Use of machine readable open data to streamline government reporting processes

The purpose of this post is to analyse how the publication of open data can benefit existing government reporting processes and to emphasise the importance of making open data available in machine readable format.

For this we are going to take an example in New South Wales, related to the reporting process around Development Applications.

Note: Although we have used real data for this post, the purpose of this post is solely to comment on the process itself, and not the performance of the organisations from which we have used the data.

Situation:

A Development Application (DA) is an administrative process that any party i.e. individuals and businesses, need to follow before undertaking construction work e.g. modification of existing building or building of new property. This process is largely managed by local councils and so is the associated data. The majority of councils in NSW are making this data available to the public for consultation (open data), in various formats.
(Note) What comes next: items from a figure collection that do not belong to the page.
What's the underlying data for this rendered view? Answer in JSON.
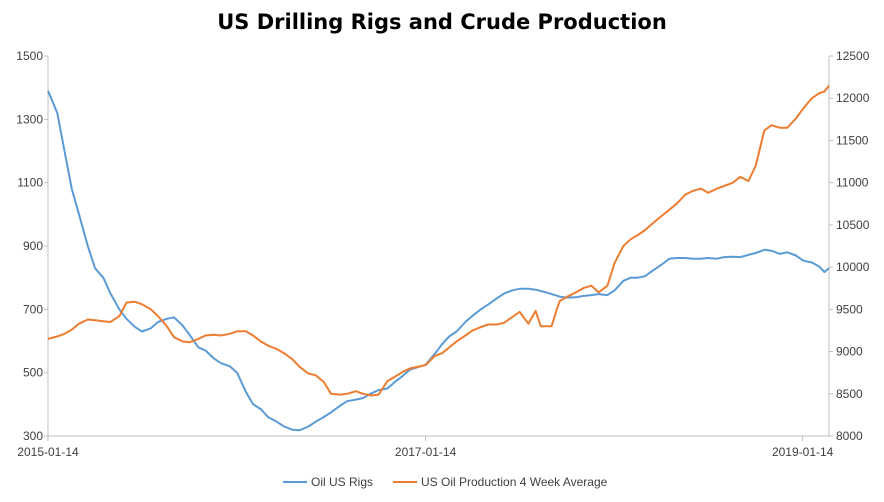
{
  "chart_data": {
    "type": "line",
    "title": "US Drilling Rigs and Crude Production",
    "x_start": "2015-01-14",
    "x_end": "2019-03-06",
    "x_tick_labels": [
      "2015-01-14",
      "2017-01-14",
      "2019-01-14"
    ],
    "y_left": {
      "min": 300,
      "max": 1500,
      "ticks": [
        300,
        500,
        700,
        900,
        1100,
        1300,
        1500
      ]
    },
    "y_right": {
      "min": 8000,
      "max": 12500,
      "ticks": [
        8000,
        8500,
        9000,
        9500,
        10000,
        10500,
        11000,
        11500,
        12000,
        12500
      ]
    },
    "legend_position": "bottom",
    "series": [
      {
        "name": "Oil US Rigs",
        "axis": "left",
        "color": "#5B9BD5",
        "points": [
          [
            "2015-01-14",
            1390
          ],
          [
            "2015-02-01",
            1320
          ],
          [
            "2015-02-15",
            1200
          ],
          [
            "2015-03-01",
            1080
          ],
          [
            "2015-03-15",
            1000
          ],
          [
            "2015-04-01",
            900
          ],
          [
            "2015-04-15",
            830
          ],
          [
            "2015-05-01",
            800
          ],
          [
            "2015-05-15",
            750
          ],
          [
            "2015-06-01",
            700
          ],
          [
            "2015-06-15",
            670
          ],
          [
            "2015-07-01",
            645
          ],
          [
            "2015-07-15",
            630
          ],
          [
            "2015-08-01",
            640
          ],
          [
            "2015-08-15",
            660
          ],
          [
            "2015-09-01",
            670
          ],
          [
            "2015-09-15",
            675
          ],
          [
            "2015-10-01",
            650
          ],
          [
            "2015-10-15",
            620
          ],
          [
            "2015-11-01",
            580
          ],
          [
            "2015-11-15",
            570
          ],
          [
            "2015-12-01",
            545
          ],
          [
            "2015-12-15",
            530
          ],
          [
            "2016-01-01",
            520
          ],
          [
            "2016-01-15",
            500
          ],
          [
            "2016-02-01",
            440
          ],
          [
            "2016-02-15",
            400
          ],
          [
            "2016-03-01",
            385
          ],
          [
            "2016-03-15",
            360
          ],
          [
            "2016-04-01",
            345
          ],
          [
            "2016-04-15",
            330
          ],
          [
            "2016-05-01",
            320
          ],
          [
            "2016-05-15",
            318
          ],
          [
            "2016-06-01",
            330
          ],
          [
            "2016-06-15",
            345
          ],
          [
            "2016-07-01",
            360
          ],
          [
            "2016-07-15",
            375
          ],
          [
            "2016-08-01",
            395
          ],
          [
            "2016-08-15",
            410
          ],
          [
            "2016-09-01",
            415
          ],
          [
            "2016-09-15",
            420
          ],
          [
            "2016-10-01",
            435
          ],
          [
            "2016-10-15",
            445
          ],
          [
            "2016-11-01",
            450
          ],
          [
            "2016-11-15",
            470
          ],
          [
            "2016-12-01",
            490
          ],
          [
            "2016-12-15",
            510
          ],
          [
            "2017-01-14",
            525
          ],
          [
            "2017-02-01",
            560
          ],
          [
            "2017-02-15",
            590
          ],
          [
            "2017-03-01",
            615
          ],
          [
            "2017-03-15",
            630
          ],
          [
            "2017-04-01",
            660
          ],
          [
            "2017-04-15",
            680
          ],
          [
            "2017-05-01",
            700
          ],
          [
            "2017-05-15",
            715
          ],
          [
            "2017-06-01",
            735
          ],
          [
            "2017-06-15",
            750
          ],
          [
            "2017-07-01",
            760
          ],
          [
            "2017-07-15",
            765
          ],
          [
            "2017-08-01",
            765
          ],
          [
            "2017-08-15",
            762
          ],
          [
            "2017-09-01",
            755
          ],
          [
            "2017-09-15",
            748
          ],
          [
            "2017-10-01",
            740
          ],
          [
            "2017-10-15",
            737
          ],
          [
            "2017-11-01",
            738
          ],
          [
            "2017-11-15",
            742
          ],
          [
            "2017-12-01",
            745
          ],
          [
            "2017-12-15",
            748
          ],
          [
            "2018-01-01",
            745
          ],
          [
            "2018-01-15",
            760
          ],
          [
            "2018-02-01",
            790
          ],
          [
            "2018-02-15",
            800
          ],
          [
            "2018-03-01",
            800
          ],
          [
            "2018-03-15",
            805
          ],
          [
            "2018-04-01",
            825
          ],
          [
            "2018-04-15",
            840
          ],
          [
            "2018-05-01",
            860
          ],
          [
            "2018-05-15",
            862
          ],
          [
            "2018-06-01",
            862
          ],
          [
            "2018-06-15",
            860
          ],
          [
            "2018-07-01",
            860
          ],
          [
            "2018-07-15",
            862
          ],
          [
            "2018-08-01",
            860
          ],
          [
            "2018-08-15",
            865
          ],
          [
            "2018-09-01",
            866
          ],
          [
            "2018-09-15",
            865
          ],
          [
            "2018-10-01",
            872
          ],
          [
            "2018-10-15",
            878
          ],
          [
            "2018-11-01",
            888
          ],
          [
            "2018-11-15",
            885
          ],
          [
            "2018-12-01",
            875
          ],
          [
            "2018-12-15",
            880
          ],
          [
            "2019-01-01",
            870
          ],
          [
            "2019-01-14",
            855
          ],
          [
            "2019-01-25",
            850
          ],
          [
            "2019-02-01",
            848
          ],
          [
            "2019-02-15",
            835
          ],
          [
            "2019-02-25",
            818
          ],
          [
            "2019-03-06",
            830
          ]
        ]
      },
      {
        "name": "US Oil Production 4 Week Average",
        "axis": "right",
        "color": "#ED7D31",
        "points": [
          [
            "2015-01-14",
            9150
          ],
          [
            "2015-02-01",
            9180
          ],
          [
            "2015-02-15",
            9210
          ],
          [
            "2015-03-01",
            9260
          ],
          [
            "2015-03-15",
            9330
          ],
          [
            "2015-04-01",
            9380
          ],
          [
            "2015-04-15",
            9370
          ],
          [
            "2015-05-01",
            9360
          ],
          [
            "2015-05-15",
            9350
          ],
          [
            "2015-06-01",
            9420
          ],
          [
            "2015-06-15",
            9580
          ],
          [
            "2015-07-01",
            9590
          ],
          [
            "2015-07-15",
            9560
          ],
          [
            "2015-08-01",
            9500
          ],
          [
            "2015-08-15",
            9420
          ],
          [
            "2015-09-01",
            9300
          ],
          [
            "2015-09-15",
            9170
          ],
          [
            "2015-10-01",
            9120
          ],
          [
            "2015-10-15",
            9110
          ],
          [
            "2015-11-01",
            9150
          ],
          [
            "2015-11-15",
            9190
          ],
          [
            "2015-12-01",
            9200
          ],
          [
            "2015-12-15",
            9190
          ],
          [
            "2016-01-01",
            9210
          ],
          [
            "2016-01-15",
            9240
          ],
          [
            "2016-02-01",
            9240
          ],
          [
            "2016-02-15",
            9190
          ],
          [
            "2016-03-01",
            9120
          ],
          [
            "2016-03-15",
            9070
          ],
          [
            "2016-04-01",
            9030
          ],
          [
            "2016-04-15",
            8980
          ],
          [
            "2016-05-01",
            8910
          ],
          [
            "2016-05-15",
            8820
          ],
          [
            "2016-06-01",
            8740
          ],
          [
            "2016-06-15",
            8720
          ],
          [
            "2016-07-01",
            8640
          ],
          [
            "2016-07-15",
            8500
          ],
          [
            "2016-08-01",
            8490
          ],
          [
            "2016-08-15",
            8500
          ],
          [
            "2016-09-01",
            8530
          ],
          [
            "2016-09-15",
            8500
          ],
          [
            "2016-10-01",
            8480
          ],
          [
            "2016-10-15",
            8490
          ],
          [
            "2016-11-01",
            8650
          ],
          [
            "2016-11-15",
            8700
          ],
          [
            "2016-12-01",
            8760
          ],
          [
            "2016-12-15",
            8800
          ],
          [
            "2017-01-14",
            8840
          ],
          [
            "2017-02-01",
            8950
          ],
          [
            "2017-02-15",
            8980
          ],
          [
            "2017-03-01",
            9050
          ],
          [
            "2017-03-15",
            9120
          ],
          [
            "2017-04-01",
            9190
          ],
          [
            "2017-04-15",
            9250
          ],
          [
            "2017-05-01",
            9290
          ],
          [
            "2017-05-15",
            9320
          ],
          [
            "2017-06-01",
            9320
          ],
          [
            "2017-06-15",
            9340
          ],
          [
            "2017-07-01",
            9410
          ],
          [
            "2017-07-15",
            9470
          ],
          [
            "2017-08-01",
            9330
          ],
          [
            "2017-08-15",
            9480
          ],
          [
            "2017-08-25",
            9300
          ],
          [
            "2017-09-15",
            9300
          ],
          [
            "2017-09-25",
            9500
          ],
          [
            "2017-10-01",
            9600
          ],
          [
            "2017-10-15",
            9650
          ],
          [
            "2017-11-01",
            9700
          ],
          [
            "2017-11-15",
            9750
          ],
          [
            "2017-12-01",
            9780
          ],
          [
            "2017-12-15",
            9700
          ],
          [
            "2018-01-01",
            9780
          ],
          [
            "2018-01-15",
            10050
          ],
          [
            "2018-02-01",
            10250
          ],
          [
            "2018-02-15",
            10330
          ],
          [
            "2018-03-01",
            10380
          ],
          [
            "2018-03-15",
            10440
          ],
          [
            "2018-04-01",
            10530
          ],
          [
            "2018-04-15",
            10600
          ],
          [
            "2018-05-01",
            10680
          ],
          [
            "2018-05-15",
            10750
          ],
          [
            "2018-06-01",
            10860
          ],
          [
            "2018-06-15",
            10900
          ],
          [
            "2018-07-01",
            10930
          ],
          [
            "2018-07-15",
            10880
          ],
          [
            "2018-08-01",
            10930
          ],
          [
            "2018-08-15",
            10960
          ],
          [
            "2018-09-01",
            11000
          ],
          [
            "2018-09-15",
            11070
          ],
          [
            "2018-10-01",
            11020
          ],
          [
            "2018-10-15",
            11200
          ],
          [
            "2018-11-01",
            11620
          ],
          [
            "2018-11-15",
            11680
          ],
          [
            "2018-12-01",
            11650
          ],
          [
            "2018-12-15",
            11650
          ],
          [
            "2019-01-01",
            11760
          ],
          [
            "2019-01-14",
            11870
          ],
          [
            "2019-01-25",
            11950
          ],
          [
            "2019-02-01",
            12000
          ],
          [
            "2019-02-15",
            12060
          ],
          [
            "2019-02-25",
            12080
          ],
          [
            "2019-03-06",
            12150
          ]
        ]
      }
    ]
  }
}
A government agency is processing data from the 152 councils on a yearly basis to produce a report called the Local Development Performance Monitoring report (LDPM). The report contains a variety of metrics around number of DAs, their value, processing time etc. and is made available to the public.

The process involved in producing this report is largely manual. It consists of the agency collecting data from 152 agencies once a year through manual processes and then compiling and producing the pdf report. Due to the manual nature of the process, the report is produced once a year and typically published several months after the end of the financial year.
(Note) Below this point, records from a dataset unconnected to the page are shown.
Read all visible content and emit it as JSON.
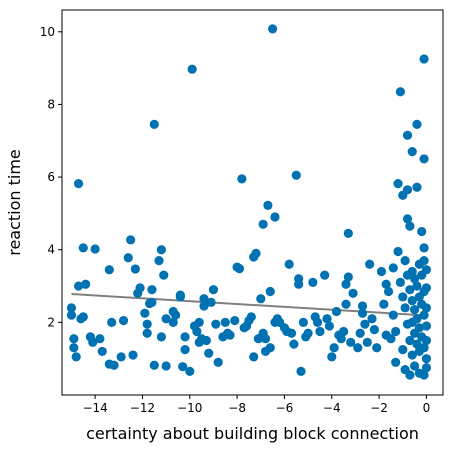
{
  "chart_data": {
    "type": "scatter",
    "title": "",
    "xlabel": "certainty about building block connection",
    "ylabel": "reaction time",
    "xlim": [
      -15.4,
      0.7
    ],
    "ylim": [
      0.0,
      10.6
    ],
    "xticks": [
      -14,
      -12,
      -10,
      -8,
      -6,
      -4,
      -2,
      0
    ],
    "yticks": [
      2,
      4,
      6,
      8,
      10
    ],
    "grid": false,
    "point_color": "#0072b2",
    "line_color": "#808080",
    "regression_line": {
      "x": [
        -15.0,
        0.0
      ],
      "y": [
        2.78,
        2.19
      ]
    },
    "series": [
      {
        "points": [
          [
            -15.0,
            2.4
          ],
          [
            -15.0,
            2.2
          ],
          [
            -14.9,
            1.55
          ],
          [
            -14.9,
            1.3
          ],
          [
            -14.8,
            1.05
          ],
          [
            -14.7,
            5.82
          ],
          [
            -14.7,
            3.0
          ],
          [
            -14.6,
            2.1
          ],
          [
            -14.5,
            2.15
          ],
          [
            -14.5,
            4.05
          ],
          [
            -14.4,
            3.05
          ],
          [
            -14.2,
            1.6
          ],
          [
            -14.1,
            1.45
          ],
          [
            -14.0,
            4.02
          ],
          [
            -13.8,
            1.55
          ],
          [
            -13.7,
            1.2
          ],
          [
            -13.4,
            0.85
          ],
          [
            -13.4,
            3.45
          ],
          [
            -13.3,
            2.0
          ],
          [
            -13.2,
            0.82
          ],
          [
            -12.9,
            1.05
          ],
          [
            -12.8,
            2.05
          ],
          [
            -12.6,
            3.78
          ],
          [
            -12.5,
            4.27
          ],
          [
            -12.4,
            1.1
          ],
          [
            -12.3,
            3.47
          ],
          [
            -12.2,
            2.8
          ],
          [
            -12.1,
            2.95
          ],
          [
            -11.9,
            2.25
          ],
          [
            -11.8,
            1.95
          ],
          [
            -11.8,
            1.7
          ],
          [
            -11.7,
            2.52
          ],
          [
            -11.6,
            2.9
          ],
          [
            -11.6,
            2.55
          ],
          [
            -11.5,
            7.45
          ],
          [
            -11.5,
            0.82
          ],
          [
            -11.3,
            3.7
          ],
          [
            -11.2,
            4.0
          ],
          [
            -11.2,
            1.6
          ],
          [
            -11.1,
            3.3
          ],
          [
            -11.0,
            0.8
          ],
          [
            -11.0,
            2.1
          ],
          [
            -10.7,
            2.3
          ],
          [
            -10.7,
            2.0
          ],
          [
            -10.6,
            2.2
          ],
          [
            -10.4,
            2.75
          ],
          [
            -10.4,
            2.7
          ],
          [
            -10.3,
            0.78
          ],
          [
            -10.2,
            1.25
          ],
          [
            -10.2,
            1.6
          ],
          [
            -10.0,
            0.65
          ],
          [
            -9.9,
            8.97
          ],
          [
            -9.8,
            1.9
          ],
          [
            -9.7,
            1.75
          ],
          [
            -9.6,
            2.0
          ],
          [
            -9.6,
            1.45
          ],
          [
            -9.5,
            1.55
          ],
          [
            -9.4,
            2.65
          ],
          [
            -9.4,
            2.45
          ],
          [
            -9.3,
            1.5
          ],
          [
            -9.2,
            1.15
          ],
          [
            -9.1,
            2.55
          ],
          [
            -9.0,
            2.9
          ],
          [
            -8.9,
            1.95
          ],
          [
            -8.8,
            0.9
          ],
          [
            -8.6,
            1.6
          ],
          [
            -8.5,
            2.0
          ],
          [
            -8.4,
            1.7
          ],
          [
            -8.3,
            1.65
          ],
          [
            -8.1,
            2.05
          ],
          [
            -8.0,
            3.52
          ],
          [
            -7.9,
            3.48
          ],
          [
            -7.8,
            5.95
          ],
          [
            -7.7,
            1.85
          ],
          [
            -7.6,
            1.9
          ],
          [
            -7.5,
            2.05
          ],
          [
            -7.4,
            2.15
          ],
          [
            -7.3,
            3.8
          ],
          [
            -7.3,
            1.05
          ],
          [
            -7.2,
            3.9
          ],
          [
            -7.1,
            1.55
          ],
          [
            -7.0,
            2.65
          ],
          [
            -6.9,
            4.7
          ],
          [
            -6.9,
            1.7
          ],
          [
            -6.8,
            1.2
          ],
          [
            -6.8,
            1.55
          ],
          [
            -6.7,
            5.22
          ],
          [
            -6.6,
            2.85
          ],
          [
            -6.6,
            1.3
          ],
          [
            -6.5,
            10.08
          ],
          [
            -6.4,
            4.9
          ],
          [
            -6.4,
            2.0
          ],
          [
            -6.3,
            2.1
          ],
          [
            -6.2,
            2.0
          ],
          [
            -6.0,
            1.85
          ],
          [
            -5.9,
            1.75
          ],
          [
            -5.8,
            3.6
          ],
          [
            -5.7,
            1.7
          ],
          [
            -5.6,
            1.4
          ],
          [
            -5.5,
            6.05
          ],
          [
            -5.4,
            3.2
          ],
          [
            -5.4,
            3.05
          ],
          [
            -5.3,
            0.65
          ],
          [
            -5.2,
            2.0
          ],
          [
            -5.1,
            1.6
          ],
          [
            -5.0,
            1.7
          ],
          [
            -4.8,
            3.1
          ],
          [
            -4.7,
            2.15
          ],
          [
            -4.6,
            2.0
          ],
          [
            -4.5,
            1.75
          ],
          [
            -4.3,
            3.3
          ],
          [
            -4.2,
            2.1
          ],
          [
            -4.1,
            1.9
          ],
          [
            -4.0,
            1.05
          ],
          [
            -3.9,
            1.3
          ],
          [
            -3.8,
            2.3
          ],
          [
            -3.7,
            1.65
          ],
          [
            -3.6,
            1.55
          ],
          [
            -3.5,
            1.75
          ],
          [
            -3.4,
            2.5
          ],
          [
            -3.4,
            3.05
          ],
          [
            -3.3,
            4.45
          ],
          [
            -3.3,
            3.25
          ],
          [
            -3.2,
            1.45
          ],
          [
            -3.1,
            2.8
          ],
          [
            -2.9,
            1.3
          ],
          [
            -2.8,
            1.7
          ],
          [
            -2.7,
            2.45
          ],
          [
            -2.7,
            2.25
          ],
          [
            -2.6,
            1.95
          ],
          [
            -2.5,
            1.45
          ],
          [
            -2.4,
            3.6
          ],
          [
            -2.3,
            2.1
          ],
          [
            -2.2,
            1.8
          ],
          [
            -2.1,
            1.3
          ],
          [
            -1.9,
            3.4
          ],
          [
            -1.8,
            2.5
          ],
          [
            -1.7,
            3.05
          ],
          [
            -1.7,
            1.65
          ],
          [
            -1.6,
            2.85
          ],
          [
            -1.5,
            1.55
          ],
          [
            -1.4,
            3.5
          ],
          [
            -1.4,
            2.2
          ],
          [
            -1.3,
            1.75
          ],
          [
            -1.3,
            0.9
          ],
          [
            -1.2,
            5.82
          ],
          [
            -1.2,
            3.95
          ],
          [
            -1.1,
            8.35
          ],
          [
            -1.1,
            3.1
          ],
          [
            -1.0,
            5.5
          ],
          [
            -1.0,
            2.7
          ],
          [
            -1.0,
            1.25
          ],
          [
            -0.9,
            3.7
          ],
          [
            -0.9,
            2.4
          ],
          [
            -0.9,
            0.7
          ],
          [
            -0.8,
            7.15
          ],
          [
            -0.8,
            5.65
          ],
          [
            -0.8,
            4.85
          ],
          [
            -0.8,
            3.3
          ],
          [
            -0.8,
            1.95
          ],
          [
            -0.7,
            4.65
          ],
          [
            -0.7,
            2.9
          ],
          [
            -0.7,
            1.5
          ],
          [
            -0.7,
            0.55
          ],
          [
            -0.6,
            6.7
          ],
          [
            -0.6,
            3.4
          ],
          [
            -0.6,
            2.6
          ],
          [
            -0.6,
            2.0
          ],
          [
            -0.6,
            1.1
          ],
          [
            -0.5,
            3.2
          ],
          [
            -0.5,
            2.35
          ],
          [
            -0.5,
            1.7
          ],
          [
            -0.5,
            0.8
          ],
          [
            -0.4,
            7.45
          ],
          [
            -0.4,
            5.72
          ],
          [
            -0.4,
            3.0
          ],
          [
            -0.4,
            2.1
          ],
          [
            -0.4,
            1.4
          ],
          [
            -0.3,
            3.6
          ],
          [
            -0.3,
            2.7
          ],
          [
            -0.3,
            1.85
          ],
          [
            -0.3,
            1.2
          ],
          [
            -0.3,
            0.6
          ],
          [
            -0.2,
            4.5
          ],
          [
            -0.2,
            3.3
          ],
          [
            -0.2,
            2.5
          ],
          [
            -0.2,
            1.6
          ],
          [
            -0.1,
            9.25
          ],
          [
            -0.1,
            6.5
          ],
          [
            -0.1,
            4.05
          ],
          [
            -0.1,
            3.7
          ],
          [
            -0.1,
            2.85
          ],
          [
            -0.1,
            2.2
          ],
          [
            -0.1,
            1.3
          ],
          [
            -0.1,
            0.55
          ],
          [
            0.0,
            3.45
          ],
          [
            0.0,
            2.95
          ],
          [
            0.0,
            2.4
          ],
          [
            0.0,
            1.9
          ],
          [
            0.0,
            1.5
          ],
          [
            0.0,
            1.0
          ],
          [
            0.0,
            0.75
          ]
        ]
      }
    ]
  }
}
Possible improvements using open data technologies:

The government agency asked us to investigate how the process could be streamlined and to develop a proof-of-concept of what a new generation report could look like using machine readable open data.
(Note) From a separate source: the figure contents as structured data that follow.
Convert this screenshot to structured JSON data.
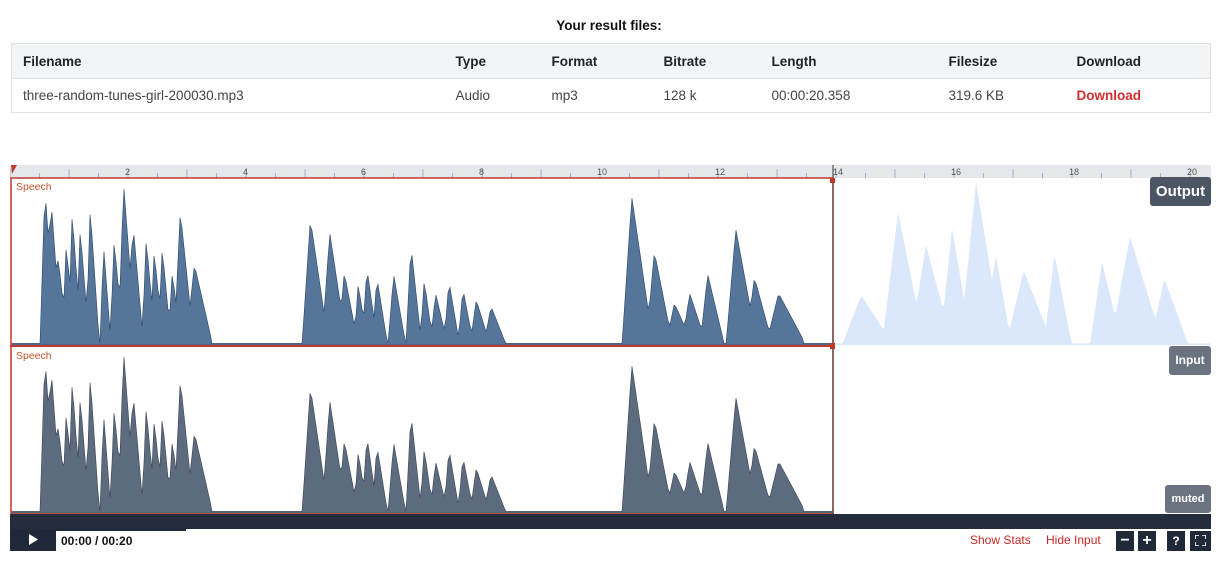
{
  "heading": "Your result files:",
  "table": {
    "headers": [
      "Filename",
      "Type",
      "Format",
      "Bitrate",
      "Length",
      "Filesize",
      "Download"
    ],
    "rows": [
      [
        "three-random-tunes-girl-200030.mp3",
        "Audio",
        "mp3",
        "128 k",
        "00:00:20.358",
        "319.6 KB",
        "Download"
      ]
    ]
  },
  "timeline": {
    "ticks": [
      "2",
      "4",
      "6",
      "8",
      "10",
      "12",
      "14",
      "16",
      "18",
      "20"
    ]
  },
  "tracks": {
    "output_label": "Speech",
    "input_label": "Speech",
    "output_badge": "Output",
    "input_badge": "Input",
    "muted_badge": "muted"
  },
  "player": {
    "play_icon": "play-icon",
    "time": "00:00 / 00:20",
    "show_stats": "Show Stats",
    "hide_input": "Hide Input",
    "zoom_out": "−",
    "zoom_in": "+",
    "help": "?",
    "fullscreen_icon": "fullscreen-icon"
  },
  "colors": {
    "output_wave": "#55759a",
    "output_wave_faded": "#dbe8fb",
    "input_wave": "#5d6b7e",
    "selection": "#c0392b",
    "accent_link": "#d32f2f"
  }
}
We started by analysing the format of DA data sets made available by councils: almost all of them are publishing DAs data through online tools in the form of HTML pages i.e. non machine readable. The fact that the data is non machine readable makes it impossible to automate the generation of the LDPM report. It is also worth noting that the set of attributes available varies greatly between councils.

Our analysis only identified two councils who are following good open data practise and publishing DAs data in machine readable format:

The City of Sydney is particularly interesting as it provides access to approximately ten years  of DAs historical data. We used those two data sources to demonstrate what a new generation DA report could look like. It could be summarised in the following points:

  • It can refreshed on an on-going basis (e.g. weekly) as soon as new DA data is made available by councils, as opposed to yearly publication in its current form
  • It can be presented in an interactive fashion and accessible through various channels e.g. web, mobile, tablet rather just pdf
  • Access to raw data can be made available to the public through a data API, for them to create services around it. For example, construction companies could use the data to track new development applications in which they may see commercial opportunities; other organisations may get value from accessing and analysing this data.

A sample output from our Proof-Of-Concept (POC) DAs dashboard can be accessed by clicking on the image below.  For the purpose of this blog post we are only displaying a subset, sanitised version of the reports.

DADashboard

The solution

In order to produce this POC we’ve developed ETL jobs to connect, transform and load Mosman and two years of City of Sydney DAs into OpenDataSoft (2013 and 2014, totalling approx. 6,600 DAs).

ETLJob

 

The raw dataset can be accessed by clicking on the image below. Data can be filtered according to a number of parameters including location, value, assessment time etc. It can be visualised on Maps, Charts and accessed through a Data-API.

RawDataset

 

With such an integrated open data solution now available it would be straightforward to consume DAs from additional councils as soon as they become available in machine readable format, and over time further automate the production of the LDPM report and the aggregation of all councils DA into one centralised and standardised repository.